I believe that as of now we can submit these modifications as is and explore performance optimizations later if needed.

I still encourage you to explore the tests we have from our previous attempts to simplify expressions recursively without memoization (test/Analysis/hangs.c). I'm asking because these aren't all that artificial: this kind of code was previously reported by a frustrated user as "the analyzer started hanging on my code". Like, please replace a bunch of +es with &/|/% and see if this causes your code to perform exponentially over the size of the program. If so, i'd rather have us hurry up and implement memoization.

Ok, looks like my memories on this subject are heavily messed up.
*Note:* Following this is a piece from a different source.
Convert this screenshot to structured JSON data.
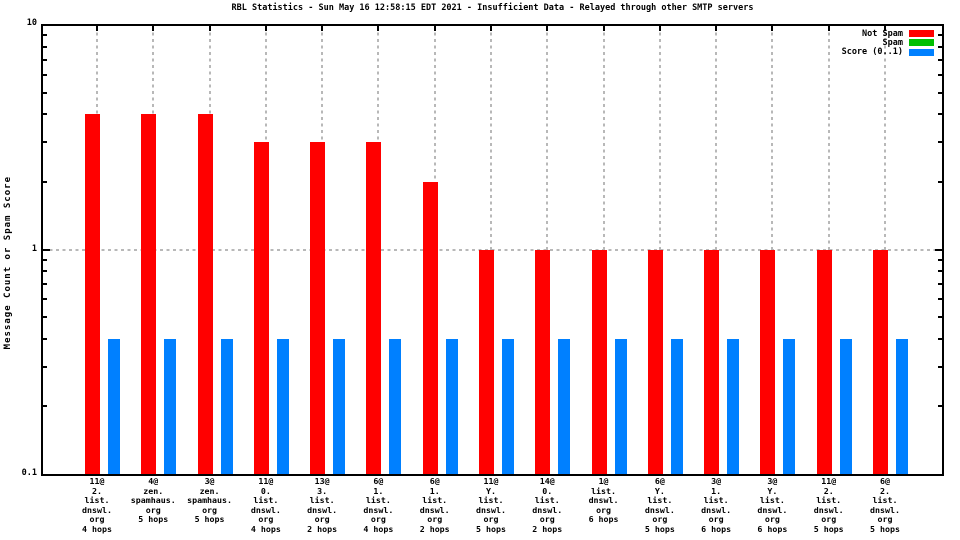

The actual problem that made us hang was solved by D47155. This is a dumb bug that would have been avoided if we had memoization but it doesn't require memoization to be avoided and it doesn't look like this code risks repeating that mistake.

Then, our experience with memoization in D47402 wasn't as good as i expected; it turned out that there are other exponential parts of the analysis in such cases that we still couldn't avoid. We should probably still do it (given how difficult it is now to identify these "other parts" that are exponential, i'd rather not add more such parts consciously) but i guess it's not that much of a blocker.

Fix code review remarks

This revision was automatically updated to reflect the committed changes.